La situation générale d’un clergé vieillissant, et, chez les jeunes, la forte baisse de connaissance du Coran sont illustrées par le cas de Chifeng, une ville de Mongolie Intérieure. Chifeng a plus de 20 000 habitants relevant de l’ethnie hui. Sur l’ensemble des 12 subdivisions de la cité, on compte 25 mosquées, mais seulement 18 imams, dont l’âge moyen est au-dessus de 65 ans. Le 1er mars 1990, l’Association islamique de la ville mit en place des sessions d’étude destinées à former de nouveaux imams. En tout, 34 étudiants s’inscrivirent pour les 3 années de cours. Bien que cette formation soit gratuite, le nombre d’étudiants fut fort peu élevé, et l’on peut en déduire que la jeunesse est en train de perdre – ou a déjà perdu – le contact avec sa foi. Pourtant, même quand les croyances s’estompent, les habitudes alimentaires restent inchangées, et sont maintenues par un vaste réseau de restaurants musulmans d’un bout à l’autre de la Chine (36).

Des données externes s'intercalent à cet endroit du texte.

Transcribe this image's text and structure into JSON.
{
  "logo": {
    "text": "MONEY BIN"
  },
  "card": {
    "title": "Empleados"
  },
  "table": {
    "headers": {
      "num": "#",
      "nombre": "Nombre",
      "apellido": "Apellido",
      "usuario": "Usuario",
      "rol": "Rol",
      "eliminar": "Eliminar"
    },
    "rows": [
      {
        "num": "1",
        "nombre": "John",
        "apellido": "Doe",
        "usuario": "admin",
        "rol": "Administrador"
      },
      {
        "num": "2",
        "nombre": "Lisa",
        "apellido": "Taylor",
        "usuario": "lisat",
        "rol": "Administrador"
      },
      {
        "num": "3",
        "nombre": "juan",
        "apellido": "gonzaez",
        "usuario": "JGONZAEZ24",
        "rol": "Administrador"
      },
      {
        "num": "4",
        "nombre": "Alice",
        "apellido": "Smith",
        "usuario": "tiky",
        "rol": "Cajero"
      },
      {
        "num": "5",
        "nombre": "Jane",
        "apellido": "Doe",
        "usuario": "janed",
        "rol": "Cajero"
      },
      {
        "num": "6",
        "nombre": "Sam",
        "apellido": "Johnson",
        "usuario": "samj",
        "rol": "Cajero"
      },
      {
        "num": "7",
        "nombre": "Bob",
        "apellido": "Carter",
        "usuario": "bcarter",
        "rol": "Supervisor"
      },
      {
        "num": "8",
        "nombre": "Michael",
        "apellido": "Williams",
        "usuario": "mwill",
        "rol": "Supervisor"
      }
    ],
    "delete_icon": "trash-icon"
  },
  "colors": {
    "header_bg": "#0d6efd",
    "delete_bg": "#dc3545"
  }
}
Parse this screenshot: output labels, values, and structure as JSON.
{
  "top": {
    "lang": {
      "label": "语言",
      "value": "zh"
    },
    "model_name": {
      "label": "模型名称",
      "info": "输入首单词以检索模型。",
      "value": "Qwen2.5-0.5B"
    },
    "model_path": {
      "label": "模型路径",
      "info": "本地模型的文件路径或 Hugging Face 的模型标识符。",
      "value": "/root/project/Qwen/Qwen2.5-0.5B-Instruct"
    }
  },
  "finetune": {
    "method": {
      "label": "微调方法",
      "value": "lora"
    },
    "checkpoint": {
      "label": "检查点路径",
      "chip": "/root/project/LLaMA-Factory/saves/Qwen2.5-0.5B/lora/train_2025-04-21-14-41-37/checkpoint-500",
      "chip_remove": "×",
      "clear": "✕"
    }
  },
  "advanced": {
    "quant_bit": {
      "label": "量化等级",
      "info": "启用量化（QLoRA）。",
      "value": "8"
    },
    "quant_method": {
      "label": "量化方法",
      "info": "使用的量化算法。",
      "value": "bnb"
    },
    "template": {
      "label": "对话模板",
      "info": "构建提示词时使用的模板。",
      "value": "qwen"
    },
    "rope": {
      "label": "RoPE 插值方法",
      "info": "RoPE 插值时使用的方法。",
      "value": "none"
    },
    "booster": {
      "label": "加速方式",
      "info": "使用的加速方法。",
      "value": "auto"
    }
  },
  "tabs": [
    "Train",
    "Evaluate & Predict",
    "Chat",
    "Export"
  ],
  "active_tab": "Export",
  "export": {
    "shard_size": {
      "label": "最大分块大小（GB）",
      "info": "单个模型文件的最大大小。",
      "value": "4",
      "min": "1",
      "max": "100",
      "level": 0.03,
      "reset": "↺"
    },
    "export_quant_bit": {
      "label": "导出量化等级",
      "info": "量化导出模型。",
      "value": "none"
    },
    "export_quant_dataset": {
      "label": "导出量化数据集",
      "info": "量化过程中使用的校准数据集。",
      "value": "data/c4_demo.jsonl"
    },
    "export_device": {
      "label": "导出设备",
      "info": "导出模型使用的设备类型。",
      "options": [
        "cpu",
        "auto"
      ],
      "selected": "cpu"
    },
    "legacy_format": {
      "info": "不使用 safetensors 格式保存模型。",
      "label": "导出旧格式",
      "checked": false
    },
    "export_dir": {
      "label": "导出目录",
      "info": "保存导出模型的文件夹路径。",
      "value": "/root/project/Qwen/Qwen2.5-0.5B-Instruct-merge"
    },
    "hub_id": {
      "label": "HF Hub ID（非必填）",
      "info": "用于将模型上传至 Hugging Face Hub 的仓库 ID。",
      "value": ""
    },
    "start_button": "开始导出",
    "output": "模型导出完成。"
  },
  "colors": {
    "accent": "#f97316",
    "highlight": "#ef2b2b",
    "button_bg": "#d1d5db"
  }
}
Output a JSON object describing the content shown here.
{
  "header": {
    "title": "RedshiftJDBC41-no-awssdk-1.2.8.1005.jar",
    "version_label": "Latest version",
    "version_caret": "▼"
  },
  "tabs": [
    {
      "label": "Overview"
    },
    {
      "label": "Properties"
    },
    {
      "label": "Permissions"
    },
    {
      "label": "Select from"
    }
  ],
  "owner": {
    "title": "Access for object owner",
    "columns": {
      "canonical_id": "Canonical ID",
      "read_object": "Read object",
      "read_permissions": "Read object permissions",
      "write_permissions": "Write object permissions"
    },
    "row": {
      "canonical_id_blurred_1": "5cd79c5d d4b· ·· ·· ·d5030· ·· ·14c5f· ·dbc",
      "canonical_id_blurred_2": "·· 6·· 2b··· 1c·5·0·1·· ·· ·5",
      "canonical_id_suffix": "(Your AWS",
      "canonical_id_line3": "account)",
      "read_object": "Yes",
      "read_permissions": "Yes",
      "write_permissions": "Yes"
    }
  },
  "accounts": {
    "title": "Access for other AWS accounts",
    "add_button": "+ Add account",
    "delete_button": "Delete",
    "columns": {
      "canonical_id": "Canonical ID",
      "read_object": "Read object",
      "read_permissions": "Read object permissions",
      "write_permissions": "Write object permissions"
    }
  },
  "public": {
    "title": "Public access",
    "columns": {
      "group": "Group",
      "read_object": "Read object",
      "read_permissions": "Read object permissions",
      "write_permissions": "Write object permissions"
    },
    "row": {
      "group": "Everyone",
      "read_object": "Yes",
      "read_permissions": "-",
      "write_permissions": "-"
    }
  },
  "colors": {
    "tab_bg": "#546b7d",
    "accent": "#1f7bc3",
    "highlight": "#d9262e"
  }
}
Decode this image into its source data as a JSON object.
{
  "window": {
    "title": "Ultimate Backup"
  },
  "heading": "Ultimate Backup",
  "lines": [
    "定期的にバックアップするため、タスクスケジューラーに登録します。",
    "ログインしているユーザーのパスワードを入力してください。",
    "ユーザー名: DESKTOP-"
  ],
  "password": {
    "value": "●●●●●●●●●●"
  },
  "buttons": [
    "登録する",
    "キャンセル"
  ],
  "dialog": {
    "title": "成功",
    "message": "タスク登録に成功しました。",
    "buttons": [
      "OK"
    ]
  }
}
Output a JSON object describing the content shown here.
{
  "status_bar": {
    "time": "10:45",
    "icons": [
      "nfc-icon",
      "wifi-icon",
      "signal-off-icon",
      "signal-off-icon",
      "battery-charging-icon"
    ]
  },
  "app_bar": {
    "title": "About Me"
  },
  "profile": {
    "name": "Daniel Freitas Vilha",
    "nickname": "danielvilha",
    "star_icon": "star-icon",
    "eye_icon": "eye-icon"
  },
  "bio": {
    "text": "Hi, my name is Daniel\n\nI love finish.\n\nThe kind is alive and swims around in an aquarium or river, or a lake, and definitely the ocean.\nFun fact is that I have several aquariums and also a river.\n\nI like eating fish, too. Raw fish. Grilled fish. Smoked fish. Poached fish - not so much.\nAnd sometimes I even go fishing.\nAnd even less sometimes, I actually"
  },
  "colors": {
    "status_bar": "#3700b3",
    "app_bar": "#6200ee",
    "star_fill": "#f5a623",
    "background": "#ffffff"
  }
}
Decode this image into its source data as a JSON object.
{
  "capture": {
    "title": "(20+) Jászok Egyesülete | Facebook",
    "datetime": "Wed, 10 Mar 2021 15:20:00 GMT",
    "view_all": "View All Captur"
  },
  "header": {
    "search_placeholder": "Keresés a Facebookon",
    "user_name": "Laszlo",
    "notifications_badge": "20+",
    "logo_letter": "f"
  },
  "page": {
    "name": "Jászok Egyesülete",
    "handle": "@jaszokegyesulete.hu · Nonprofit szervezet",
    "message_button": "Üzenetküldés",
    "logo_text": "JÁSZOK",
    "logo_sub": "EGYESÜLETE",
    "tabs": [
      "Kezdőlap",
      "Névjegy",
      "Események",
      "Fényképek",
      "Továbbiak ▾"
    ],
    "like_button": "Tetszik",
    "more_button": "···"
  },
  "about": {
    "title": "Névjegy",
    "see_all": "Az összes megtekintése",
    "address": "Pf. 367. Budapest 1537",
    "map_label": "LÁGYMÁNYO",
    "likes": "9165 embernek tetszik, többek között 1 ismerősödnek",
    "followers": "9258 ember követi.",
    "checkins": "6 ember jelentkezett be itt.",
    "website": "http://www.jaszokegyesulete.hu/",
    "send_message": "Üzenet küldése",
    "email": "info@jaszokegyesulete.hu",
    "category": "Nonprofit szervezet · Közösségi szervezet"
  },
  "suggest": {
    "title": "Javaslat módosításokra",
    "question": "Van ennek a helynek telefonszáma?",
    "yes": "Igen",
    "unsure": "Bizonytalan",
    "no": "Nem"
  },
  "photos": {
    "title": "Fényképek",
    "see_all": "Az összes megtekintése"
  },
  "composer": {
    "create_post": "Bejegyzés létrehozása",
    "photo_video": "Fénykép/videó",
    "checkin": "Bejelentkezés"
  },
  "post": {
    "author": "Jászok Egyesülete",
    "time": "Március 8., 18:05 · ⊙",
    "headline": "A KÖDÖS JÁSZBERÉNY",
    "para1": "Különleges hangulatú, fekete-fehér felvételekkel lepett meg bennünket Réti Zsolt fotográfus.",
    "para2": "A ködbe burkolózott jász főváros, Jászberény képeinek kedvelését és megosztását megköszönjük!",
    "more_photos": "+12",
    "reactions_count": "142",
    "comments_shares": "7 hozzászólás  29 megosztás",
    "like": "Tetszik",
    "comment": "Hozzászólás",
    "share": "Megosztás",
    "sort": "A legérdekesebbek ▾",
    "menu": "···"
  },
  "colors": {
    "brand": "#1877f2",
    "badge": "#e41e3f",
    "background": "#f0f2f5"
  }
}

Les relations avec des pays musulmans étrangers expliquent en partie certains encouragements officiels donnés à l’islam. En juillet 1990 s’est ouvert, dans la rue la plus commerçante de Beijing, un grand magasin islamique, dont le personnel a été formé pour accueillir les clients par le salut musulman. L’antique mosquée de la rue du Boeuf, au centre de Beijing, a été restaurée en 1988-89, tandis qu’on était en plein travail aussi à la mosquée principale de Xi’an. De même, l’interdiction d’un livre, considéré comme sacrilège par les musulmans, eut lieu au moment où Beijing était soucieux de sauvegarder de bonnes relations avec l’Iran. Quelle influence pourra avoir cet habillage de façade sur la pratique de l’islam reste encore à voir (37).

Sans entrer dans une étude exhaustive de l’islam en Chine, il peut être intéressant d’attirer l’attention sur certaines particularités qui posent problème à la politique religieuse du régime. Les musulmans chinois sont sunnites à une écrasante majorité, mais l’interprétation de leur croyance fondamentale peut revêtir des formes multiples (38).

Les Tadjiks ont une organisation très peu structurée, avec un petit nombre de mosquées et peu d’activités religieuses. Ils ne pratiquent pas le jeûne et ne se tournent pas vers La Mecque: ils se trouvent ainsi fort près de représenter l’idéal constitutionnel d’une foi purement subjective dégagée de toute pratique. Les Kazakhs vont aussi dans le même sens, la religion se trouvant chez eux confinée à la famille. Ce type de foi s’explique, au moins partiellement, par le style de vie nomade de ces populations.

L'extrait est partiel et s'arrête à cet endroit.